The DAG replied that after promulgation of 18th amendment the powers had been delegated to provincial governments regarding issues of health care and injurious drugs.
The judge, however, said despite the introduction of 18th amendment it was still the responsibility of federal government to stop manufacturing and sale of spurious drugs under the article 37(g) of the Constitution. And no one would be allowed to play havoc with the lives of innocent people.
On Tuesday, neither an official of health department appeared before the court nor a reply was furnished on its behalf. So, the court banned the manufacturing and sale of the syrup and sought replies from respondent governments by January 16. JAP chairman Muhammad Azhar Siddique advocate said 33 people perished in Gujranwala and Kamoke areas because of killer syrup.
Counsel said chemical samples collected from the victims’ stomachs contained dextromethorphan, a synthetic morphine derivative used in cough syrup that can have mind-altering effects if consumed in large quantities.
He said it was being investigated whether the people affected by the syrup consumed too much of it, or whether there was a problem with the medicine itself. Azhar said even if the victims were drug addicts even then the protection to their lives was guaranteed under article 9 of the constitution.
He submitted that if sale of the medicine was not stopped, it would result into deaths on a massive scale. He requested the court to impose complete ban on sale of this syrup and physicians should be restrained from prescribing the medicine.
DISMISSED: The LHC dismissed two petitions moved against police investigation in the case of causalities of more than 150 cardiac patients after administering spurious drugs at Punjab Institute of Cardiology (PIC).
The court asked the seven petitioners to join pending proceedings before the sessions court in view of Supreme Court directions issued in Suo-moto in PIC drugs scam.

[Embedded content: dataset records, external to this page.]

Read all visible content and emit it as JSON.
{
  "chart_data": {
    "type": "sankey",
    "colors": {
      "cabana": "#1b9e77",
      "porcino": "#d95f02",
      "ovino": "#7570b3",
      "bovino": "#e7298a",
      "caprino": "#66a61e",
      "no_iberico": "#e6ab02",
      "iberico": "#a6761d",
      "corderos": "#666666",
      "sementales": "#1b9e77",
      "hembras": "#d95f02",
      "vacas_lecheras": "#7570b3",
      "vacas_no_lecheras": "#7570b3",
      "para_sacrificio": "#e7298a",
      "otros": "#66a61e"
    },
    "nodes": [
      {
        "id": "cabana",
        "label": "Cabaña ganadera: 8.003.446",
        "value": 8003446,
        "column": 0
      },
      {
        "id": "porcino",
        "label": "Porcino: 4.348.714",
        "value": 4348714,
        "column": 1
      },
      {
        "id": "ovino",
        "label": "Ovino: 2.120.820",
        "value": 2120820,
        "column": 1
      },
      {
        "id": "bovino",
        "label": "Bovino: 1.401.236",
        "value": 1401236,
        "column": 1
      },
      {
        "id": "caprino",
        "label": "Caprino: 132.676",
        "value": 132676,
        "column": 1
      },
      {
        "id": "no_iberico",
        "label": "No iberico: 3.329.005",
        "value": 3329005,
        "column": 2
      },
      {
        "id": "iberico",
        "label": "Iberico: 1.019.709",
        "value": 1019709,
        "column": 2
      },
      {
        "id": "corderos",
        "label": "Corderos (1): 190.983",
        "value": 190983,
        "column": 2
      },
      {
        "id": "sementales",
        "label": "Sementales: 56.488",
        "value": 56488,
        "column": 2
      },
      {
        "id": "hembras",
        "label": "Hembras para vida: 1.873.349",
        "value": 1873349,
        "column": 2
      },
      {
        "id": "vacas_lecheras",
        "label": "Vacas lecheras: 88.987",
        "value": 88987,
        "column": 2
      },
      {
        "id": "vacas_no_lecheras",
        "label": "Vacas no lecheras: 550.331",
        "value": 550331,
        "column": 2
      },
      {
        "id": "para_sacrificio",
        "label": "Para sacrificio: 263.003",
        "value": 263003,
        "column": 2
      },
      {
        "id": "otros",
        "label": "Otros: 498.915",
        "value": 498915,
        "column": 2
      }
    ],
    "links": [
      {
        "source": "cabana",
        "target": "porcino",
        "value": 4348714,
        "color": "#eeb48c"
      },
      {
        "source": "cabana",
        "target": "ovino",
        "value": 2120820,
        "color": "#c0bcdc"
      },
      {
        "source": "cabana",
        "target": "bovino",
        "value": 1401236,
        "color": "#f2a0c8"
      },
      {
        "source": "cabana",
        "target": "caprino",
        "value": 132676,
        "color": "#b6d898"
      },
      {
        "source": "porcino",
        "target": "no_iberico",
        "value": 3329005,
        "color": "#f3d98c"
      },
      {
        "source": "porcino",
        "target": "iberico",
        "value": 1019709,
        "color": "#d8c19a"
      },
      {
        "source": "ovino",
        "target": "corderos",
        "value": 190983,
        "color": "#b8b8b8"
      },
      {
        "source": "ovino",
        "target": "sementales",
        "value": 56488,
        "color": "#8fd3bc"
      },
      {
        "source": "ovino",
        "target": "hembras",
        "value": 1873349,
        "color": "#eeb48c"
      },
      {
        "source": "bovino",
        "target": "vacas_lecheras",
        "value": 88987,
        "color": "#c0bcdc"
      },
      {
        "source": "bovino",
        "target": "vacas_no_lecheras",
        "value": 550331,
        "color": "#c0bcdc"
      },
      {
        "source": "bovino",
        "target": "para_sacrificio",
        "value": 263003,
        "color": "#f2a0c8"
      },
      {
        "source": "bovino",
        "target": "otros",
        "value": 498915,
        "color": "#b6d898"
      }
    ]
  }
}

PIC doctors Sheikh Waris, Nasir Mahmood and Muhammad Amir, storekeeper Zulfqar Ali, pharmacist Muhammad Yousaf and two drugs distributors Tariqur Rehman and Musharrafur Rehman have moved the two petitions challenging the police investigations in the case registered at Shadman Police Station under various sections of PPC including murder.
The petitioners had sought directions for change of investigation and cancellation of the FIR by submitting that issue of contaminated medicines didn’t fall in police jurisdiction and the drug authorities was competent to deal with such matters.
When the court resumed hearing on Tuesday, it was informed that except the seven petitioners, 12 accused including two owners of Efroz Pharmaceutical Company namely Abdullah Feroz and his son Nadir Abdullah had been declared as absconders by the investigation police, and an advertisement in this regard would be released soon.
Additional Prosecutor General Abdul Samad further informed the court that police had registered the case against 19 accused persons, and only seven of them approached the court in light of apex court directions securing interim bails.
He argued that the charge sheet against accused persons to the extant of murders would be submitted to the sessions court on next date of hearing, January 4, while the same regarding spurious medicines would be submitted before the drugs court.